WhatsApp is closed-source
Software is written in ‘source code’ which is readable and writable by humans, but it is distributed in the form of ‘machine code’, which is only understandable by processors. If you only have the machine code, it is difficult to determine what the software actually does – you are reliant on the developer to tell you.
‘Open-source’ refers to software that has source code – not just machine code – available, so that you (or a security researcher) can compile it to machine code yourself, and verify that the software does what it claims, and only what it claims. WhatsApp is not open-source.
What to Use Instead
Telegram is an open-source chat app developed by a non-profit and funded by Pavel Durov, the billionaire founder of Russia’s largest social network who is in self-imposed exile after refusing to censor posts about Ukraine. Telegram focuses on ease of use and syncs your messages to the cloud by default. It supports a web app and groups up to 200,000 members as well as free, unlimited file storage. Telegram has been widely used by activists in Hong Kong in hopes of avoiding surveillance and censorship by the Chinese Communist Party. Consequently, it has withstood3 numerous cyberattacks originating from mainland China, usually corresponding to major protests.

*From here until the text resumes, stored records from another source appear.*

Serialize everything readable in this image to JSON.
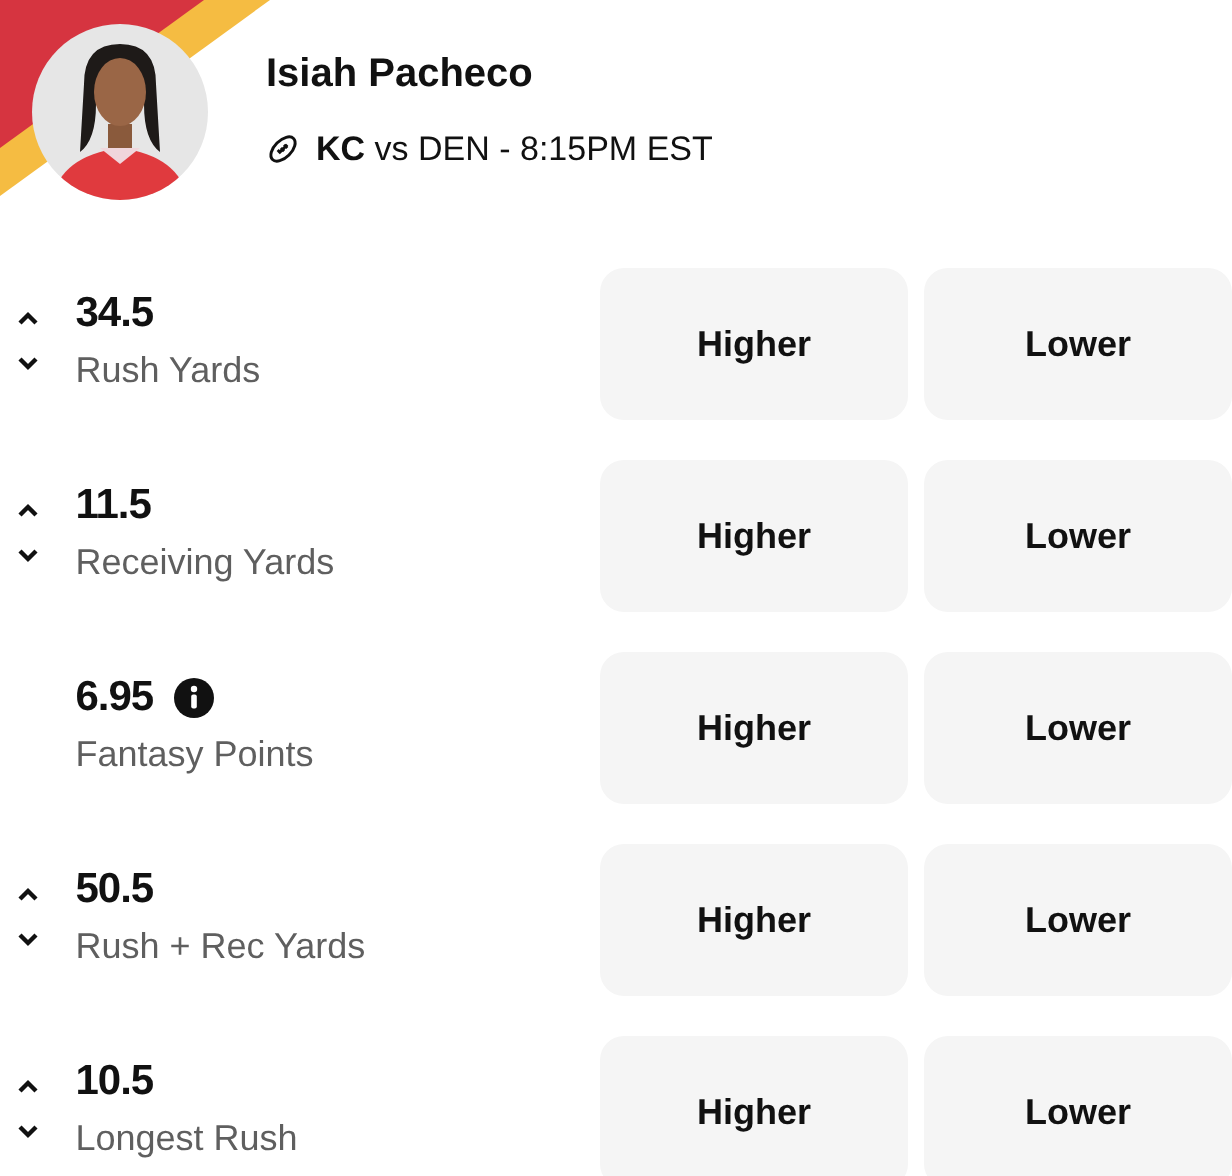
{
  "player": {
    "name": "Isiah Pacheco",
    "matchup": "**KC** vs DEN - 8:15PM EST"
  },
  "props": [
    {
      "kind": "adjustable",
      "line": "34.5",
      "stat": "Rush Yards",
      "higher": "Higher",
      "lower": "Lower"
    },
    {
      "kind": "adjustable",
      "line": "11.5",
      "stat": "Receiving Yards",
      "higher": "Higher",
      "lower": "Lower"
    },
    {
      "kind": "info",
      "line": "6.95",
      "stat": "Fantasy Points",
      "higher": "Higher",
      "lower": "Lower"
    },
    {
      "kind": "adjustable",
      "line": "50.5",
      "stat": "Rush + Rec Yards",
      "higher": "Higher",
      "lower": "Lower"
    },
    {
      "kind": "adjustable",
      "line": "10.5",
      "stat": "Longest Rush",
      "higher": "Higher",
      "lower": "Lower"
    }
  ]
}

Signal is an open-source chat app developed by a non-profit and funded by a variety of charities as well as the United States government. Its code has been extensively audited by third-parties, and its protocol is essentially the undisputed gold standard for cryptographic security. In fact, the EFF notes that the best thing about WhatsApp is that, despite its lack of transparency and accountability, it adopted Signal’s communication protocol.